View Full Version : Robert Young on Criticism of "Father Knows Best"


gidgetgrape
10-20-2015, 12:32 AM
This is what Robert Young said about the negative reactions to "Father Knows Best" in 1988:

JB: Do you accept the criticism the show sugar coated the concept of the American family?

Robert Young: No. It was of its time. When I watch old episodes today I see a show with only whites -but that was the reality of the American suburbs in the Fifties. At that time most women wanted to stay at home and look after their families. There was an episode when Constance Ford plays a cousin of Margaret's who is a famous foreign correspondent and visits and says this [the domestic life of the Anderson family] is all she's ever wanted! That was the prevalent philosophy. And America was doing much better in the Fifties than today. I played an insurance salesman and we lived quite well on a sole salary.
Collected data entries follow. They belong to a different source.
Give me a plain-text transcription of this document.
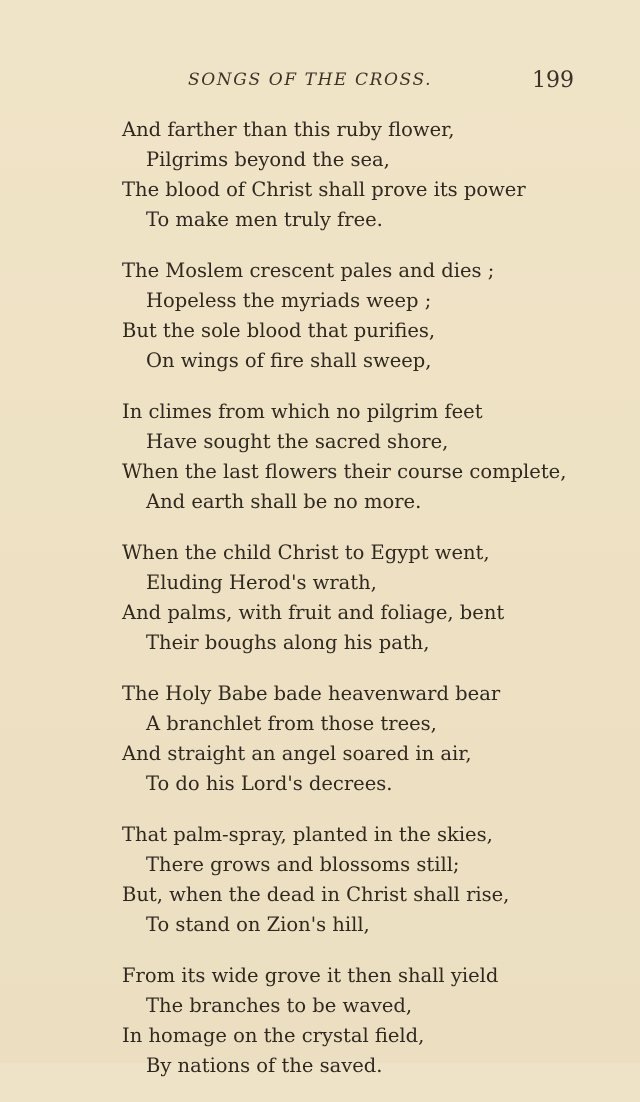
SONGS OF THE CROSS.	199
And farther than this ruby flower,
Pilgrims beyond the sea,
The blood of Christ shall prove its power
To make men truly free.
The Moslem crescent pales and dies ;
Hopeless the myriads weep ;
But the sole blood that purifies,
On wings of fire shall sweep,
In climes from which no pilgrim feet
Have sought the sacred shore,
When the last flowers their course complete,
And earth shall be no more.
When the child Christ to Egypt went,
Eluding Herod's wrath,
And palms, with fruit and foliage, bent
Their boughs along his path,
The Holy Babe bade heavenward bear
A branchlet from those trees,
And straight an angel soared in air,
To do his Lord's decrees.
That palm-spray, planted in the skies,
There grows and blossoms still;
But, when the dead in Christ shall rise,
To stand on Zion's hill,
From its wide grove it then shall yield
The branches to be waved,
In homage on the crystal field,
By nations of the saved.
This excerpt was taken from page 30 of "Robert Young: Family Man" by James Bawden (JB) in the Fall 2015 (#82) issue of Films of the Golden Age (http://www.filmsofthegoldenage.com/). The episode Mr. Young is referring to is "An Extraordinary Woman" from season 5.

biffbronson
10-24-2015, 03:21 AM
Thanks for posting that, it's an interesting quote.

I'm not certain what the interviewer meant by "the concept of the American family," and it's even less clear what sugar-coating refers to. The series did touch on subjects like poverty (the boy forced to live in an old bus temporarily) and assimilation of Hispanics, among others.

For a sitcom, I think it did have more than its fair share of "serious" episodes. There was a light touch, such as when the family tries to nurse a little bird back to health.

Sitcoms were not really the domain for subjects like drug abuse, domestic violence, racism, etc. -- this type of stuff was coming on in the early '70s (Ernie on My Three Sons -- "POT?" and of course All In the Family), much later than the FKB era.